Wilhelm Cuypers, Jahrgang 1912, ist der vielleicht wichtigste Zeitzeuge der Nachkriegszeit im alten Kreis Geldern, denn wie kein Zweiter erlebte und recherchierte er die gesamte Entwicklung und beschrieb sie in Zeitungen, Büchern und Blättern. „Wir erlebten den Start in ein Leben neuen Hoffens und Beginnens am Niederrhein und im Gelderland inmitten von Trümmern“, sagte er 1995 in einem Vortrag. „Ich werde nie den trostlosen Anblick vergessen, als ich Ende Juni 1945 aus amerikanischer Kriegsgefangenschaft entlassen worden war und Geldern mit dem zerstörten Rathaus und den Trümmern der Pfarrkirche St. Maria Magdalena wiedersah. Der vertraute Blick an einst glücklich verlebte Ferientage erlitt eine schockartige Entzauberung, und plötzlich wurde mir klar, was es heißt, in seinem Leben die Stunde Null zu erleiden.“

„Bei einem meiner ersten Rundgänge durch die Trümmerstadt Geldern begegnete ich Alex Schaffrath, der mir seinen stark zerstörten Betrieb zeigte. Immerhin waren noch einige Setzmaschinen und Setzkästen, wenn auch im lädiertem Zustand, erhalten geblieben. Im Gespräch erfuhr ich, daß die britische Militärregierung in Düsseldorf eine Zeitung herausgeben wollte: ‘Da ist als Verlagsdirektor Dr. Anton Betz vorgesehen, vielleicht können die etwas mit dir anfangen’, sagte Schaffrath zu mir.“

Und: „Nach Überprüfung meiner Entlassungspapiere und Ausfüllung etlicher Fragebögen wurde ich schon mit Wirkung vom 1. August 1945 als ‘Hauptberichterstatter’ im Kreis Geldern für die von der britischen Militärregierung herausgegebene ‘Neue Rheinische Zeitung’ zugelassen.“

Cuypers, gelernter Journalist, der über ein philosophisches Thema promoviert hatte, war damit im Altkreis Geldern der erste Berichterstatter, der nach dem Krieg „Brot und Arbeit“ gefunden hatte. Seine Dienstfahrzeuge in jener Zeit waren hauptsächlich seine Füße, manchmal ein Fahrrad und selten ein alter Opel P4.

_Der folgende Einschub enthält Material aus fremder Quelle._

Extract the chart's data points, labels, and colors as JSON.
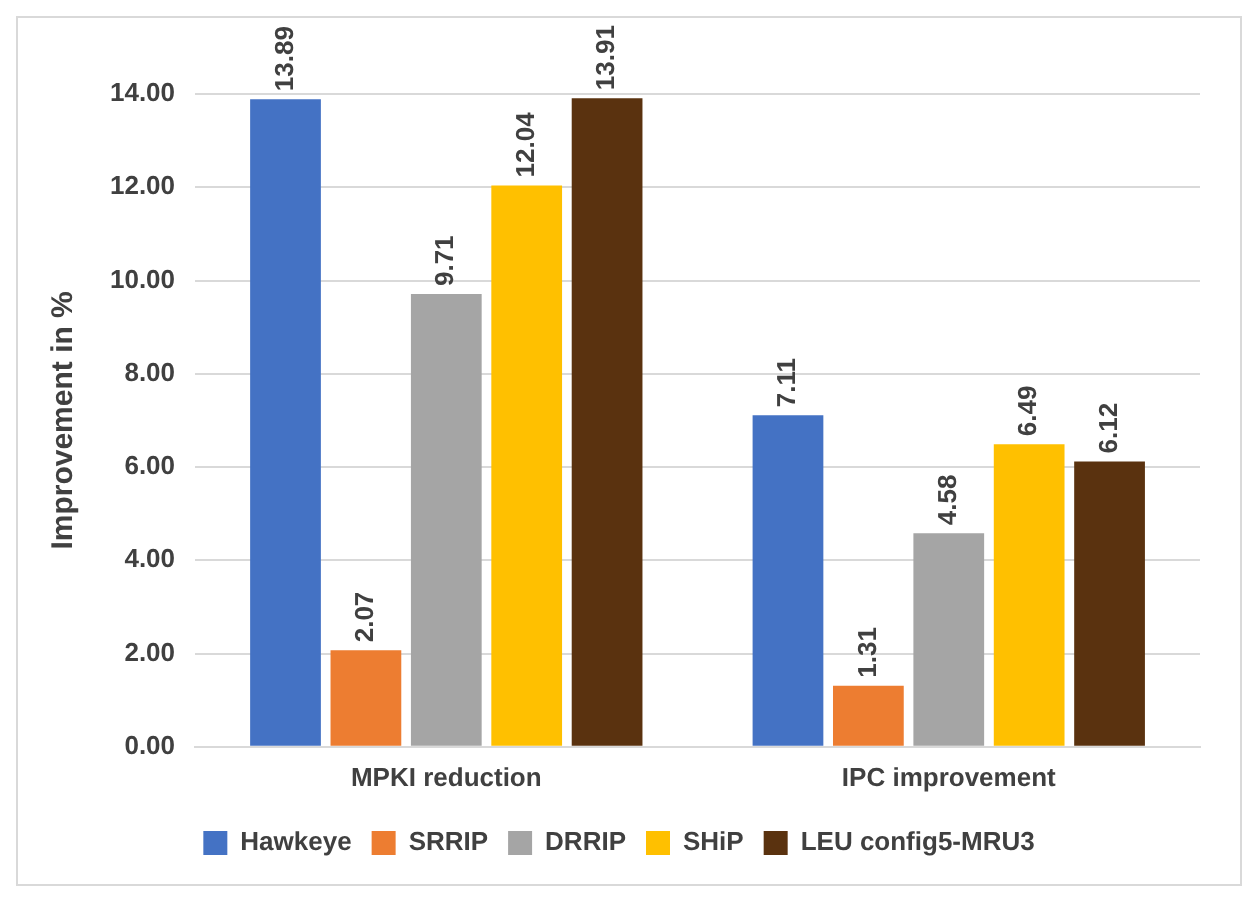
{
  "chart_data": {
    "type": "bar",
    "ylabel": "Improvement in %",
    "categories": [
      "MPKI reduction",
      "IPC improvement"
    ],
    "series": [
      {
        "name": "Hawkeye",
        "color": "#4472c4",
        "values": [
          13.89,
          7.11
        ]
      },
      {
        "name": "SRRIP",
        "color": "#ed7d31",
        "values": [
          2.07,
          1.31
        ]
      },
      {
        "name": "DRRIP",
        "color": "#a5a5a5",
        "values": [
          9.71,
          4.58
        ]
      },
      {
        "name": "SHiP",
        "color": "#ffc000",
        "values": [
          12.04,
          6.49
        ]
      },
      {
        "name": "LEU config5-MRU3",
        "color": "#5a320f",
        "values": [
          13.91,
          6.12
        ]
      }
    ],
    "ylim": [
      0,
      14
    ],
    "yticks": [
      {
        "value": 0,
        "label": "0.00"
      },
      {
        "value": 2,
        "label": "2.00"
      },
      {
        "value": 4,
        "label": "4.00"
      },
      {
        "value": 6,
        "label": "6.00"
      },
      {
        "value": 8,
        "label": "8.00"
      },
      {
        "value": 10,
        "label": "10.00"
      },
      {
        "value": 12,
        "label": "12.00"
      },
      {
        "value": 14,
        "label": "14.00"
      }
    ],
    "grid": "y",
    "legend": "bottom",
    "data_labels": true
  }
}
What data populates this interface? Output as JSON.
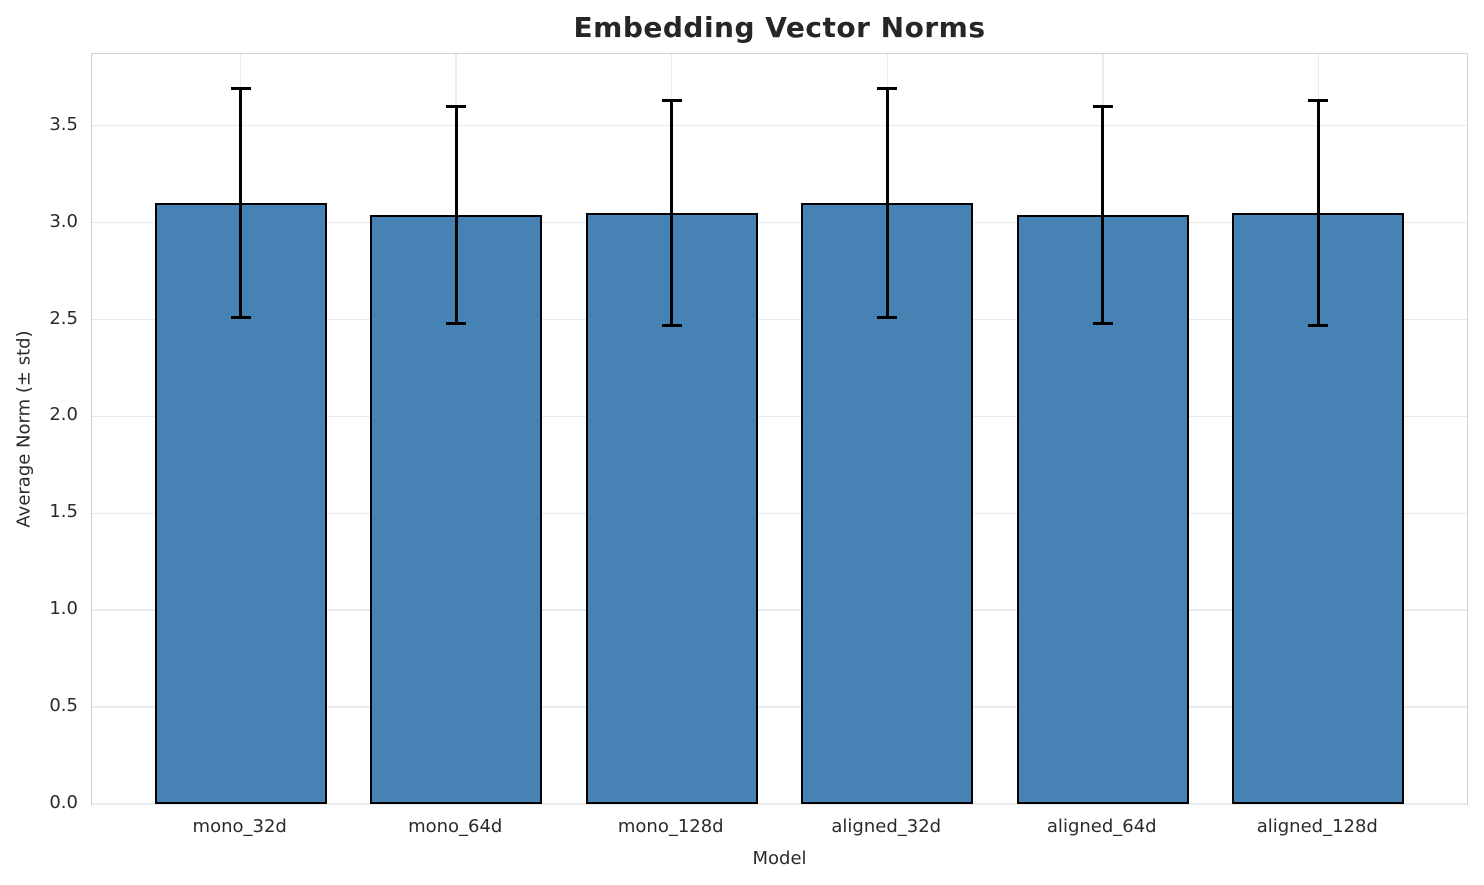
{
  "title": "Embedding Vector Norms",
  "colors": {
    "bar_fill": "#4682b4",
    "bar_edge": "#000000",
    "error_bar": "#000000",
    "grid": "#ebebeb",
    "spine": "#d0d0d0",
    "title_text": "#262626",
    "tick_text": "#2b2b2b"
  },
  "chart_data": {
    "type": "bar",
    "title": "Embedding Vector Norms",
    "xlabel": "Model",
    "ylabel": "Average Norm (± std)",
    "categories": [
      "mono_32d",
      "mono_64d",
      "mono_128d",
      "aligned_32d",
      "aligned_64d",
      "aligned_128d"
    ],
    "values": [
      3.1,
      3.04,
      3.05,
      3.1,
      3.04,
      3.05
    ],
    "errors": [
      0.59,
      0.56,
      0.58,
      0.59,
      0.56,
      0.58
    ],
    "yticks": [
      0.0,
      0.5,
      1.0,
      1.5,
      2.0,
      2.5,
      3.0,
      3.5
    ],
    "ytick_labels": [
      "0.0",
      "0.5",
      "1.0",
      "1.5",
      "2.0",
      "2.5",
      "3.0",
      "3.5"
    ],
    "ylim": [
      0,
      3.87
    ],
    "xlim": [
      -0.69,
      5.69
    ],
    "bar_width": 0.8,
    "grid": true,
    "legend_position": "none",
    "error_caps": true
  }
}
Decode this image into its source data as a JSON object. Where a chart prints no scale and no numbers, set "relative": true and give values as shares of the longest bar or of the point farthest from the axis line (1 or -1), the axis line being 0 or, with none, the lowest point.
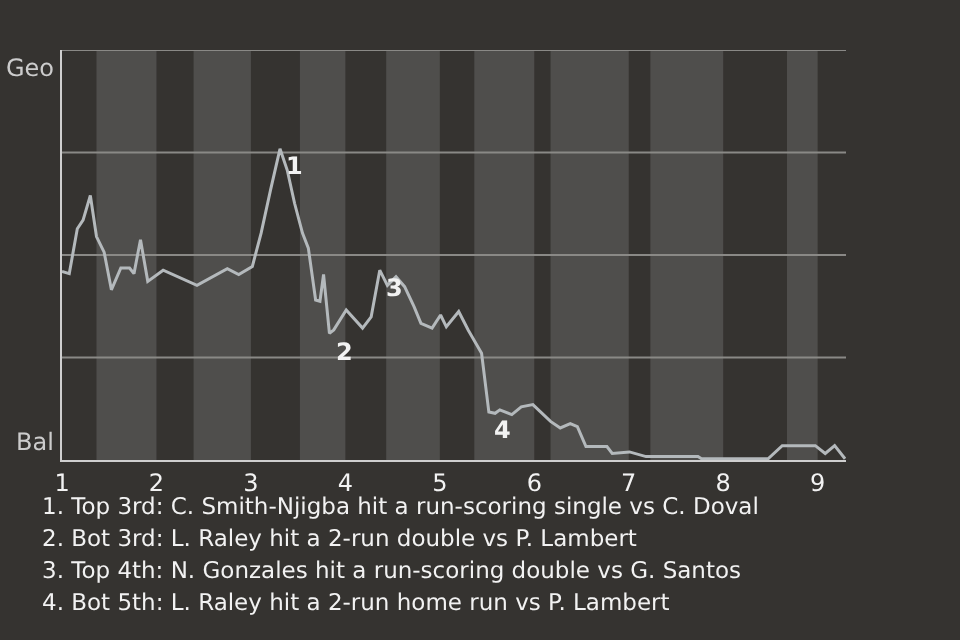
{
  "chart_data": {
    "type": "line",
    "relative": true,
    "x": [
      1.0,
      1.077,
      1.162,
      1.223,
      1.3,
      1.365,
      1.446,
      1.523,
      1.623,
      1.715,
      1.762,
      1.831,
      1.908,
      2.071,
      2.429,
      2.75,
      2.871,
      3.015,
      3.108,
      3.208,
      3.308,
      3.385,
      3.462,
      3.546,
      3.608,
      3.685,
      3.731,
      3.769,
      3.831,
      3.877,
      4.009,
      4.182,
      4.273,
      4.364,
      4.445,
      4.536,
      4.627,
      4.727,
      4.8,
      4.918,
      5.008,
      5.069,
      5.2,
      5.3,
      5.442,
      5.519,
      5.585,
      5.635,
      5.762,
      5.862,
      5.985,
      6.172,
      6.275,
      6.381,
      6.456,
      6.547,
      6.769,
      6.825,
      7.008,
      7.183,
      7.733,
      7.771,
      8.475,
      8.625,
      8.975,
      9.08,
      9.18,
      9.29
    ],
    "series": [
      {
        "color": "#b4b9bc",
        "values": [
          0.606,
          0.599,
          0.743,
          0.771,
          0.85,
          0.718,
          0.668,
          0.547,
          0.617,
          0.617,
          0.599,
          0.708,
          0.574,
          0.61,
          0.561,
          0.615,
          0.596,
          0.622,
          0.729,
          0.868,
          1,
          0.931,
          0.825,
          0.729,
          0.681,
          0.514,
          0.51,
          0.596,
          0.407,
          0.418,
          0.482,
          0.424,
          0.46,
          0.61,
          0.561,
          0.589,
          0.557,
          0.493,
          0.439,
          0.424,
          0.466,
          0.428,
          0.477,
          0.418,
          0.343,
          0.154,
          0.15,
          0.161,
          0.146,
          0.171,
          0.178,
          0.124,
          0.103,
          0.117,
          0.107,
          0.043,
          0.043,
          0.021,
          0.026,
          0.011,
          0.011,
          0.004,
          0.004,
          0.046,
          0.046,
          0.021,
          0.046,
          0.004
        ]
      }
    ],
    "xlim": [
      1,
      9.3
    ],
    "xticks": [
      1,
      2,
      3,
      4,
      5,
      6,
      7,
      8,
      9
    ],
    "ref_lines": [
      {
        "axis": "y",
        "value": 0.3294,
        "color": "#8a8986"
      },
      {
        "axis": "y",
        "value": 0.6588,
        "color": "#8a8986"
      },
      {
        "axis": "y",
        "value": 0.9881,
        "color": "#8a8986"
      },
      {
        "axis": "y",
        "value": 1.3175,
        "color": "#8a8986"
      }
    ],
    "marker": "none",
    "line_style": "solid",
    "bands": [
      {
        "axis": "x",
        "from": 1.365,
        "to": 2,
        "color": "#4f4e4c"
      },
      {
        "axis": "x",
        "from": 2.393,
        "to": 3,
        "color": "#4f4e4c"
      },
      {
        "axis": "x",
        "from": 3.519,
        "to": 4,
        "color": "#4f4e4c"
      },
      {
        "axis": "x",
        "from": 4.432,
        "to": 5,
        "color": "#4f4e4c"
      },
      {
        "axis": "x",
        "from": 5.365,
        "to": 6,
        "color": "#4f4e4c"
      },
      {
        "axis": "x",
        "from": 6.172,
        "to": 7,
        "color": "#4f4e4c"
      },
      {
        "axis": "x",
        "from": 7.229,
        "to": 8,
        "color": "#4f4e4c"
      },
      {
        "axis": "x",
        "from": 8.675,
        "to": 9,
        "color": "#4f4e4c"
      }
    ],
    "annotations": [
      {
        "text": "1",
        "x": 3.308,
        "y": 1
      },
      {
        "text": "2",
        "x": 3.831,
        "y": 0.407
      },
      {
        "text": "3",
        "x": 4.364,
        "y": 0.61
      },
      {
        "text": "4",
        "x": 5.519,
        "y": 0.154
      },
      "Geo",
      "Bal",
      "1. Top 3rd: C. Smith-Njigba hit a run-scoring single vs C. Doval",
      "2. Bot 3rd: L. Raley hit a 2-run double vs P. Lambert",
      "3. Top 4th: N. Gonzales hit a run-scoring double vs G. Santos",
      "4. Bot 5th: L. Raley hit a 2-run home run vs P. Lambert"
    ]
  }
}
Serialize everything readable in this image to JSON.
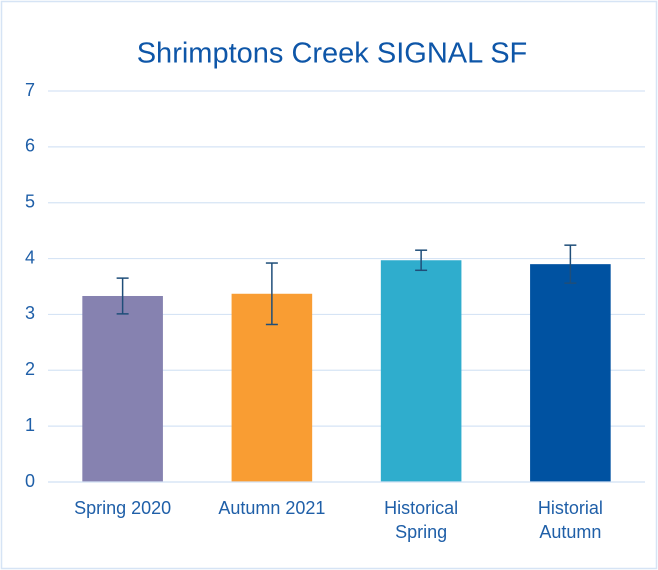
{
  "chart_data": {
    "type": "bar",
    "title": "Shrimptons Creek SIGNAL SF",
    "categories": [
      "Spring 2020",
      "Autumn 2021",
      "Historical Spring",
      "Historial Autumn"
    ],
    "values": [
      3.33,
      3.37,
      3.97,
      3.9
    ],
    "errors": [
      0.32,
      0.55,
      0.18,
      0.34
    ],
    "colors": [
      "#8682b0",
      "#f99d33",
      "#2fadcd",
      "#0052a1"
    ],
    "error_color": "#1f4e79",
    "ylim": [
      0,
      7
    ],
    "yticks": [
      0,
      1,
      2,
      3,
      4,
      5,
      6,
      7
    ],
    "grid": true
  }
}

Mit Einstellung der „Neuen Rheinischen Zeitung“ und Herausgabe der „Rheinischen Post“ Anfang 1946 wurde Cuypers die Leitung der Gelderner Redaktion übertragen. Die „Rheinische Post“ trat am Niederrhein die Nachfolge einiger früherer Lokal- und Heimatzeitungen an: „Niederrheinische Landeszeitung“ (Geldern), „Volksfreund“ (Kleve), „Bote für Stadt und Land“ (Xanten) und „Kevelaerer Volksblatt“ (Kevelaer). Nur im Falle des Kävels Bläche kam es dann doch anders: Das KB, bis vor dem Krieg eine zweimal wöchentlich herausgebrachte Lokalzeitung mit überregionaler Berichterstattung, lebte Ende 1949 als einzige Vorkriegszeitung wieder auf und erscheint seitdem in Kevelaer als lokales Wochenblatt.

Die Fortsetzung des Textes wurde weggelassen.